Effect of Synthesis Method on Particle Size and Magnetic and Structural Properties of Co–Ni Ferrites

Abstract

Mossbauer spectroscopy, as well as magnetic measurements and transmission electron microscopy, was employed to investigate the particle size and magnetic and structural properties of Co–Ni spinel ferrites synthesized via a succession of chemical co-precipitation, hydrothermal treatment, and etching in hydrochloric acid (HCl). A maximum coercive force of 519 kA/m and saturation magnetization of $60.4~\text {A}\cdot \text {m}^{2}$ /kg were obtained after etching in HCl with a concentration of 4 mol/L. At room temperature, the samples obtained after co-precipitation showed partially paramagnetic behavior; however, this effect disappeared in the Mossbauer spectra at liquid He temperature.
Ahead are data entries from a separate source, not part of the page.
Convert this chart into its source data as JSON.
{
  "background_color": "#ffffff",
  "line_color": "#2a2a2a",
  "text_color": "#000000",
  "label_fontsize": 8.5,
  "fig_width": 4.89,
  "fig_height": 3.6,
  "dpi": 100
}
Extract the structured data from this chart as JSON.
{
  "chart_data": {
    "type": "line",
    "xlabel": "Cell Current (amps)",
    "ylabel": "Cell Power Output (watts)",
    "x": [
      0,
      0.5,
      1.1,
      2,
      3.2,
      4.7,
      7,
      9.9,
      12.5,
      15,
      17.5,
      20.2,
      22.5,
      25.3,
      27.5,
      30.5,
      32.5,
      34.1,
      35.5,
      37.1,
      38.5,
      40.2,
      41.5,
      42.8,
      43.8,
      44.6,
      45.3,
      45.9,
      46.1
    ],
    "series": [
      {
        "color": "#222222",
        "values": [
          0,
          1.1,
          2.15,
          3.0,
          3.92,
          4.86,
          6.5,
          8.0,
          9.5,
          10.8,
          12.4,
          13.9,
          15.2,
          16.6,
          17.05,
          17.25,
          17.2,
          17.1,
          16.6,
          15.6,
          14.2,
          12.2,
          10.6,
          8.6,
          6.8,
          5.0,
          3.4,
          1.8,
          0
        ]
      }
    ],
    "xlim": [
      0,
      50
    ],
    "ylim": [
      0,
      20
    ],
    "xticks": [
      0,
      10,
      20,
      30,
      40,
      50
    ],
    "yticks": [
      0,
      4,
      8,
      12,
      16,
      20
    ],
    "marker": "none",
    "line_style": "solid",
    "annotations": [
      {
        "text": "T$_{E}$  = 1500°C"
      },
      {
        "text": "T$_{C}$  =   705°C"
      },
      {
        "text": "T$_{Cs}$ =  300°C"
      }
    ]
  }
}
The area ratio of the Fe ions at A-sites and B-sites changed as particle size was increased, indicating that the cation distribution is changed as a result of the size and synthesis method. After the final stage of synthesis, i.e., etching, the degree of inversion was found to be 1, indicating that the structure is a completely inverse spinel. It is expected that the cation distribution, especially the increase of Co2+ in the octahedral site, produces a higher magnetocrystalline anisotropy and thus higher coercivity.